Zum Beseitigungsanspruch des Nachbarn gegen das Eindringen von Langwanzen auf sein Grundstück

OLG Köln, Urteil vom 09.01.1991 – 13 U 243/90

1. Die Wahl der geeigneten Maßnahme zur Verhinderung von Immissionen, die von einem Grundstück ausgehen, ist dem verpflichteten Grundstückseigentümer vorbehalten.

2. Das Eindringen von Langwanzen – Insekten mit einer Größe von zwischen 3 und 15 mm – auf ein anderes Grundstück stellt eine „ähnliche Einwirkung“ im Sinne von BGB § 906 Abs 1 dar und kann einen Beseitigungsanspruch nach BGB § 1004 Abs 1 auslösen.

(Leitsatz des Gerichts)

Tenor

Auf die Berufung der Klägerin wird das Urteil des Landgerichts Aachen vom 1.8.1990 – 4 0 104/90 – abgeändert.
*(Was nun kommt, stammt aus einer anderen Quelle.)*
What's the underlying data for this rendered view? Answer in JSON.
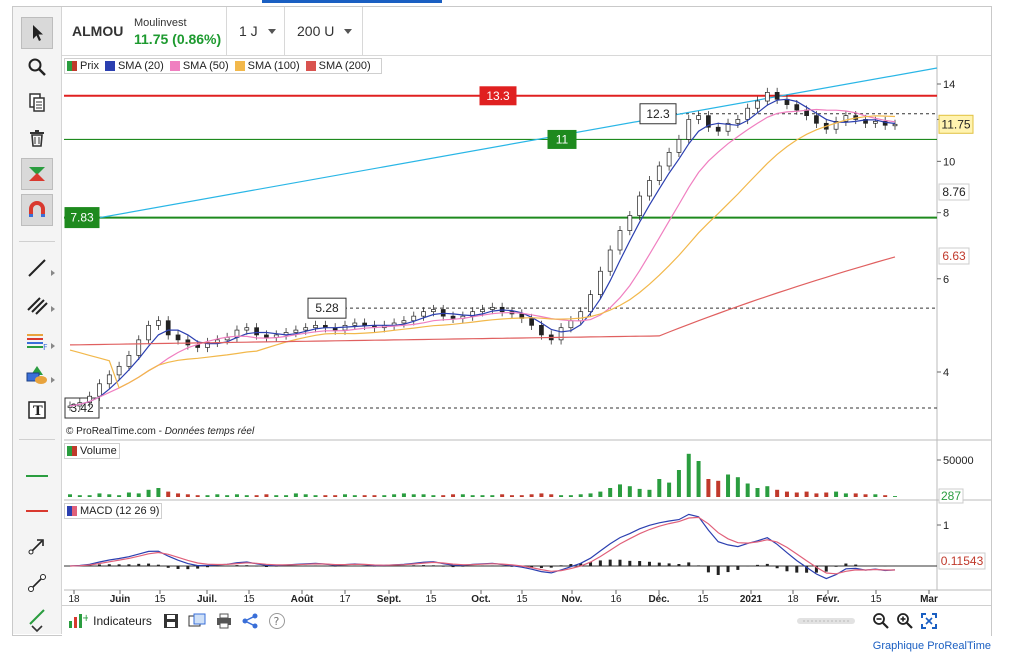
{
  "header": {
    "symbol": "ALMOU",
    "company": "Moulinvest",
    "price_change": "11.75 (0.86%)",
    "period": "1 J",
    "units": "200 U"
  },
  "legend_price": {
    "items": [
      {
        "label": "Prix",
        "color": "#2a9d3f"
      },
      {
        "label": "SMA (20)",
        "color": "#2b3fb0"
      },
      {
        "label": "SMA (50)",
        "color": "#f07fc0"
      },
      {
        "label": "SMA (100)",
        "color": "#f2b84b"
      },
      {
        "label": "SMA (200)",
        "color": "#d9534f"
      }
    ]
  },
  "legend_volume": {
    "label": "Volume"
  },
  "legend_macd": {
    "label": "MACD (12 26 9)"
  },
  "credit": {
    "site": "© ProRealTime.com",
    "note": "Données temps réel"
  },
  "price_axis": {
    "ticks": [
      "14",
      "12",
      "10",
      "8",
      "6",
      "4"
    ]
  },
  "price_tags": {
    "last": "11.75",
    "sma100": "8.76",
    "sma200": "6.63"
  },
  "levels": {
    "resistance": "13.3",
    "high_box": "12.3",
    "support": "11",
    "low_support": "7.83",
    "box_528": "5.28",
    "box_342": "3.42"
  },
  "volume_axis": {
    "tick": "50000",
    "last": "287"
  },
  "macd_axis": {
    "tick": "1",
    "last": "0.11543"
  },
  "time_axis": {
    "labels": [
      "18",
      "Juin",
      "15",
      "Juil.",
      "15",
      "Août",
      "17",
      "Sept.",
      "15",
      "Oct.",
      "15",
      "Nov.",
      "16",
      "Déc.",
      "15",
      "2021",
      "18",
      "Févr.",
      "15",
      "Mar"
    ]
  },
  "bottom": {
    "indicators": "Indicateurs"
  },
  "footer": {
    "text": "Graphique ProRealTime"
  },
  "colors": {
    "up": "#2a9d3f",
    "down": "#c0392b",
    "trendline": "#29b6e6",
    "resistance": "#e02020",
    "support": "#1e8a1e",
    "macd": "#2b3fb0",
    "signal": "#e0607a"
  },
  "icons": {
    "toolbar": [
      "cursor-icon",
      "zoom-icon",
      "copy-icon",
      "trash-icon",
      "magnet-alert-icon",
      "magnet-icon",
      "line-icon",
      "parallel-lines-icon",
      "fibonacci-icon",
      "shapes-icon",
      "text-icon",
      "horizontal-line-green-icon",
      "horizontal-line-red-icon",
      "arrow-icon",
      "segment-icon",
      "trend-icon"
    ]
  }
}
Die Beklagte wird verurteilt, das Eindringen von Langwanzen von ihrem Grundstück in A, M hang, auf das Grundstück der Klägerin M hang 3 – 5 zu verhindern.

Die Beklagte hat die Kosten des Rechtsstreits zu tragen.
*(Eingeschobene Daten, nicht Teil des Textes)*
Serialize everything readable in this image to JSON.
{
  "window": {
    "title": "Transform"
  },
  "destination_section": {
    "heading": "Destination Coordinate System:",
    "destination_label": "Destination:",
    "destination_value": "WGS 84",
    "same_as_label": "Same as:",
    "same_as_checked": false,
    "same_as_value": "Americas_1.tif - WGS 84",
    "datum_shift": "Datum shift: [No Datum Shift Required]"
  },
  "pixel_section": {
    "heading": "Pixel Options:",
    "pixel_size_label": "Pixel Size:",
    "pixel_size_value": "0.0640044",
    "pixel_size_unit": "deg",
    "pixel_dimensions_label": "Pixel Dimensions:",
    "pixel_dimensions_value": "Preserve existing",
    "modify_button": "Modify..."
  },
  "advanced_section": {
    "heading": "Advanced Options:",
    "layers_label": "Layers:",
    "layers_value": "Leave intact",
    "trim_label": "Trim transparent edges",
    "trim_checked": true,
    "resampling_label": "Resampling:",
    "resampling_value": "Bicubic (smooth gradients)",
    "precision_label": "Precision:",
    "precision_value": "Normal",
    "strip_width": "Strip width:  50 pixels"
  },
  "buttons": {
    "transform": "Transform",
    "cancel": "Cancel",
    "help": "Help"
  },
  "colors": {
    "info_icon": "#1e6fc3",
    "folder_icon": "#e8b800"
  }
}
Das Urteil ist vorläufig vollstreckbar.

Gründe
1
Die Berufung der Klägerin, gegen deren Zulässigkeit keine Bedenken bestehen, ist begründet.

2
Entgegen der in dem angefochtenen Urteil geäußerten Ansicht des Landgerichts hat die Klägerin gemäß § 1004 Abs. 1 BGB gegen die Beklagte einen Anspruch auf Unterlassen der vom Grundstück der Beklagten auf das Grundstück der Klägerin erfolgenden Einwirkungen, die darin liegen, daß vom Grundstück der Beklagten auf das Grundstück der Klägerin massenhaft sogenannte Langwanzen fliegen und dort in die Häuser eindringen.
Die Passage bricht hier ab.